Pennsylvania Republicans favor former Massachusetts Gov. Mitt Romney for their presidential nominee, but President Obama leads both Romney and former Sen. Rick Santorum in hypothetical general election match-ups, according to a poll released Wednesday.
Santorum, who was Pennsylvania's junior senator for 12 years, would come in second if the state's GOP presidential primary took place today, according to the Quinnipiac University poll. Santorum, who owns a house in Penn Hills, drew 16 percent of Republicans' support, to Romney's 21 percent. Former Alaska Gov. Sarah Palin drew 11 percent support.
The poll was conducted June 7-12, ending a day before the Republican debate in New Hampshire. It surveyed 523 registered Republicans, with a margin of error of plus or minus 4.3 percentage points.
"The fact that (Santorum) and Romney are close to being in a statistical dead heat is encouraging," said Santorum communications director John Brabender.

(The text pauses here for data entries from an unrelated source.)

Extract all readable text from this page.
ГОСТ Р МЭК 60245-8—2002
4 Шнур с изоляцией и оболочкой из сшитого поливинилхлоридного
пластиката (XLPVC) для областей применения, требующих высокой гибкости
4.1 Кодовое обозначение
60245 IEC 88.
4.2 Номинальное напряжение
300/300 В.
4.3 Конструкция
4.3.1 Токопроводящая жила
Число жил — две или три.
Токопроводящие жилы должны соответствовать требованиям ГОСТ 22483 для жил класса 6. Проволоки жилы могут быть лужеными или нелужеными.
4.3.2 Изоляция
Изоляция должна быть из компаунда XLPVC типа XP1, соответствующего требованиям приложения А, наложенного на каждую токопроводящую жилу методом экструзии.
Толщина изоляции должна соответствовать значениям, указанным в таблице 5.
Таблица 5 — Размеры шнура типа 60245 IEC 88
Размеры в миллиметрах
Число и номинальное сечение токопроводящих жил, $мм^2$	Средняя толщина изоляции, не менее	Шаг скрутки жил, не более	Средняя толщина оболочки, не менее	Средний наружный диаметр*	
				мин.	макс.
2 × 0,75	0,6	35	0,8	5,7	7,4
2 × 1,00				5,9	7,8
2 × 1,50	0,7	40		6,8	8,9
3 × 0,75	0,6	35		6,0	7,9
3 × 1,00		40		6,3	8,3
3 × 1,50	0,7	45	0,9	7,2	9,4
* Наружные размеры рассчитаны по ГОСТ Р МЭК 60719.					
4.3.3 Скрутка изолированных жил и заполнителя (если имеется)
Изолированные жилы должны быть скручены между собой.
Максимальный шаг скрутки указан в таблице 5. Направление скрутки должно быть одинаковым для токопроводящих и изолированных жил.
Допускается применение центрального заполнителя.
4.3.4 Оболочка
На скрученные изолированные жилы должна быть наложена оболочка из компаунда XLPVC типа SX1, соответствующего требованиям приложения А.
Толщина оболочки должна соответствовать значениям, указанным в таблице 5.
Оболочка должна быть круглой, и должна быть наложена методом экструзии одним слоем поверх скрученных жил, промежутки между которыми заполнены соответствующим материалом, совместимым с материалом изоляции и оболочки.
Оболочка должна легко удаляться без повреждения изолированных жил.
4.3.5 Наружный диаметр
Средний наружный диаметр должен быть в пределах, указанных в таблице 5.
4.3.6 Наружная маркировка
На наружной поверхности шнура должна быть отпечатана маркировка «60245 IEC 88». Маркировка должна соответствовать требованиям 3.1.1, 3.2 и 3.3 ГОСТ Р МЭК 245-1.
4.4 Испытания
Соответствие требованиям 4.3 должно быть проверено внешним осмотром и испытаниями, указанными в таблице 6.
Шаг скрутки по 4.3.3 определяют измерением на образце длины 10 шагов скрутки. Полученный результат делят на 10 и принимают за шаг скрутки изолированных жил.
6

Romney ran for president three years ago but Santorum hasn't run for anything since 2006, Brabender said.
Sen. Bob Casey Jr., who beat Santorum by 17.4 percentage points in 2006, has a job approval rating of 47 percent among all registered voters. The poll surveyed 1,277 registered voters, with a margin of error of 2.7 percentage points. Forty-seven percent said Casey deserves re-election.
"Sen. Casey has a solid record of fighting for Pennsylvania families, and the people of Pennsylvania roundly approve of his work," said Mark Nicastre, state Democratic Party spokesman. Casey declined comment.
In a hypothetical match-up against an unnamed Republican, Casey wins 47 percent to 32 percent. Ten percent said it depends on the candidate Republicans field.
Republican officials said Casey would lose ground when they have a candidate who can link him to Obama's handling of the economy, an area where voters typically give the president his lowest marks.
"Republicans will offer pro-growth alternatives next year, and as our campaigns develop, we are confident Pennsylvanians will hold both Barack Obama and Bob Casey accountable for their failed record," said Michael Barley, executive director of the state Republican Party.
The poll matched Romney and Santorum against Obama in hypothetical races, and found Obama beat Romney by seven percentage points and Santorum by 11 percentage points.
Romney's campaign declined to comment on the poll, but spokeswoman Andrea Saul said the election would turn on the economy -- an area where "Obama has done a terrible job," she said.
"On the other hand, Mitt Romney has unique understanding of the economy from 25 years in the private sector and has made restoring American competitiveness and growing our economy to create good jobs the central goals of his campaign," Saul said.
The poll found Obama's job approval rating split at 48 percent, compared with his 42 percent approval and 53 percent disapproval rates found by the institute's April 28 survey.
Much of that swing came from independent voters, 48 percent of whom approve of the job he's doing. Forty-seven percent disapprove. That's up from 37 percent approving and 56 percent disapproving in the April 28 poll.
"It's encouraging (for Republicans) that a sitting president in a state with 1.5 million more registered Democratic voters can't even crack 50 percent," Brabender said.